Conservation management aims to reduce the rate of population declines and increase the probability of recovery of a species adaptive potential under changing environmental conditions; thus, methods for quantifying genetic diversity and differentiation within and between declining populations are essential tools. The issue of marker selection bias in the comparison of genetic diversity across a species range is not unique to elephants as yardstick calibration models have also been used in studies of brown bears (Skrbinsek et al. 2012) and water buffalo (Colli et al. 2018) and European wolves (Hindrikson et al. 2016).
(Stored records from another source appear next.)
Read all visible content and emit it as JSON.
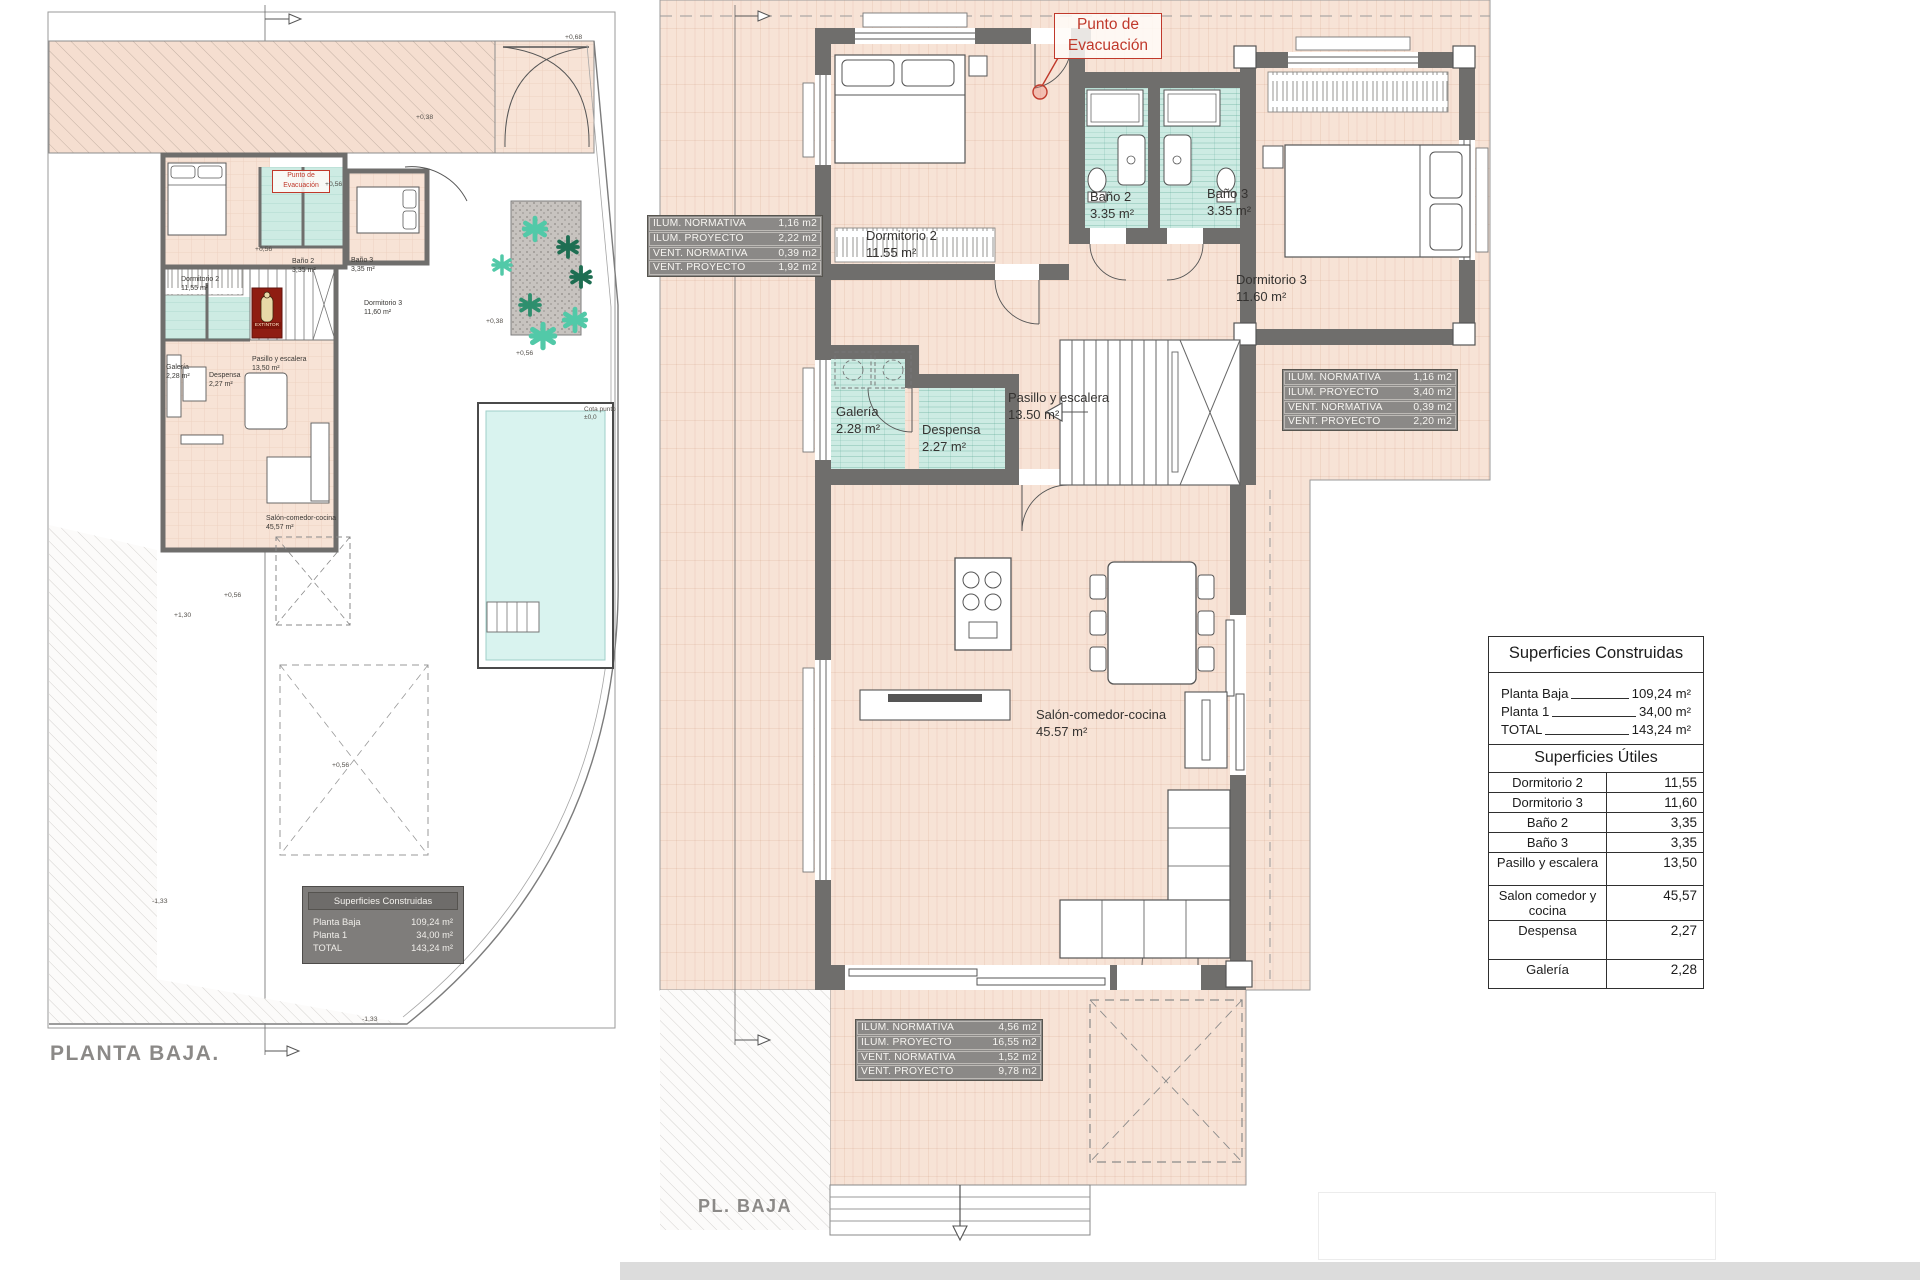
{
  "left_plan": {
    "title": "PLANTA BAJA.",
    "evacuation": {
      "line1": "Punto de",
      "line2": "Evacuación"
    },
    "extintor_label": "EXTINTOR",
    "cota_label": {
      "line1": "Cota punto",
      "line2": "±0,0"
    },
    "rooms": {
      "dormitorio2": {
        "name": "Dormitorio 2",
        "area": "11,55 m²"
      },
      "bano2": {
        "name": "Baño 2",
        "area": "3,35 m²"
      },
      "bano3": {
        "name": "Baño 3",
        "area": "3,35 m²"
      },
      "dormitorio3": {
        "name": "Dormitorio 3",
        "area": "11,60 m²"
      },
      "galeria": {
        "name": "Galería",
        "area": "2,28 m²"
      },
      "despensa": {
        "name": "Despensa",
        "area": "2,27 m²"
      },
      "pasillo": {
        "name": "Pasillo y escalera",
        "area": "13,50 m²"
      },
      "salon": {
        "name": "Salón-comedor-cocina",
        "area": "45,57 m²"
      }
    },
    "elevations": {
      "e068": "+0,68",
      "e038_a": "+0,38",
      "e038_b": "+0,38",
      "e056_a": "+0,56",
      "e056_b": "+0,56",
      "e056_c": "+0,56",
      "e056_d": "+0,56",
      "e056_e": "+0,56",
      "e130": "+1,30",
      "em133_a": "-1,33",
      "em133_b": "-1,33"
    }
  },
  "right_plan": {
    "title": "PL. BAJA",
    "evacuation": {
      "line1": "Punto de",
      "line2": "Evacuación"
    },
    "rooms": {
      "dormitorio2": {
        "name": "Dormitorio 2",
        "area": "11.55 m²"
      },
      "bano2": {
        "name": "Baño 2",
        "area": "3.35 m²"
      },
      "bano3": {
        "name": "Baño 3",
        "area": "3.35 m²"
      },
      "dormitorio3": {
        "name": "Dormitorio 3",
        "area": "11.60 m²"
      },
      "galeria": {
        "name": "Galería",
        "area": "2.28 m²"
      },
      "despensa": {
        "name": "Despensa",
        "area": "2.27 m²"
      },
      "pasillo": {
        "name": "Pasillo y escalera",
        "area": "13.50 m²"
      },
      "salon": {
        "name": "Salón-comedor-cocina",
        "area": "45.57 m²"
      }
    },
    "vent_tables": {
      "dormitorio2": [
        [
          "ILUM. NORMATIVA",
          "1,16 m2"
        ],
        [
          "ILUM. PROYECTO",
          "2,22 m2"
        ],
        [
          "VENT. NORMATIVA",
          "0,39 m2"
        ],
        [
          "VENT. PROYECTO",
          "1,92 m2"
        ]
      ],
      "dormitorio3": [
        [
          "ILUM. NORMATIVA",
          "1,16 m2"
        ],
        [
          "ILUM. PROYECTO",
          "3,40 m2"
        ],
        [
          "VENT. NORMATIVA",
          "0,39 m2"
        ],
        [
          "VENT. PROYECTO",
          "2,20 m2"
        ]
      ],
      "salon": [
        [
          "ILUM. NORMATIVA",
          "4,56 m2"
        ],
        [
          "ILUM. PROYECTO",
          "16,55 m2"
        ],
        [
          "VENT. NORMATIVA",
          "1,52 m2"
        ],
        [
          "VENT. PROYECTO",
          "9,78 m2"
        ]
      ]
    }
  },
  "summary": {
    "construidas": {
      "title": "Superficies Construidas",
      "rows": [
        {
          "label": "Planta Baja",
          "value": "109,24 m²"
        },
        {
          "label": "Planta 1",
          "value": "34,00 m²"
        },
        {
          "label": "TOTAL",
          "value": "143,24 m²"
        }
      ]
    },
    "utiles": {
      "title": "Superficies Útiles",
      "rows": [
        {
          "label": "Dormitorio 2",
          "value": "11,55"
        },
        {
          "label": "Dormitorio 3",
          "value": "11,60"
        },
        {
          "label": "Baño 2",
          "value": "3,35"
        },
        {
          "label": "Baño 3",
          "value": "3,35"
        },
        {
          "label": "Pasillo y escalera",
          "value": "13,50"
        },
        {
          "label": "Salon comedor y cocina",
          "value": "45,57"
        },
        {
          "label": "Despensa",
          "value": "2,27"
        },
        {
          "label": "Galería",
          "value": "2,28"
        }
      ]
    }
  },
  "colors": {
    "accent_red": "#c0392b",
    "wall_gray": "#6f6e6c",
    "floor_peach": "#f7e3d6",
    "wet_room_cyan": "#cdebe3",
    "pool_cyan": "#d9f3ef",
    "info_table_bg": "#8b8987"
  }
}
Despite the overwhelming evidence of marker selection bias using microsatellites, few studies address it. One important limitation of yardstick calibration modeling is the need to create a large, well-studied population that is amplified at all microsatellites in the comparison, which may be costly and time-consuming. However, for study species such as Asian elephants, where separate incomparable panels have dominated the literature, yardstick calibration modeling can be an important tool for identifying patterns of diversity to aid in conservation management.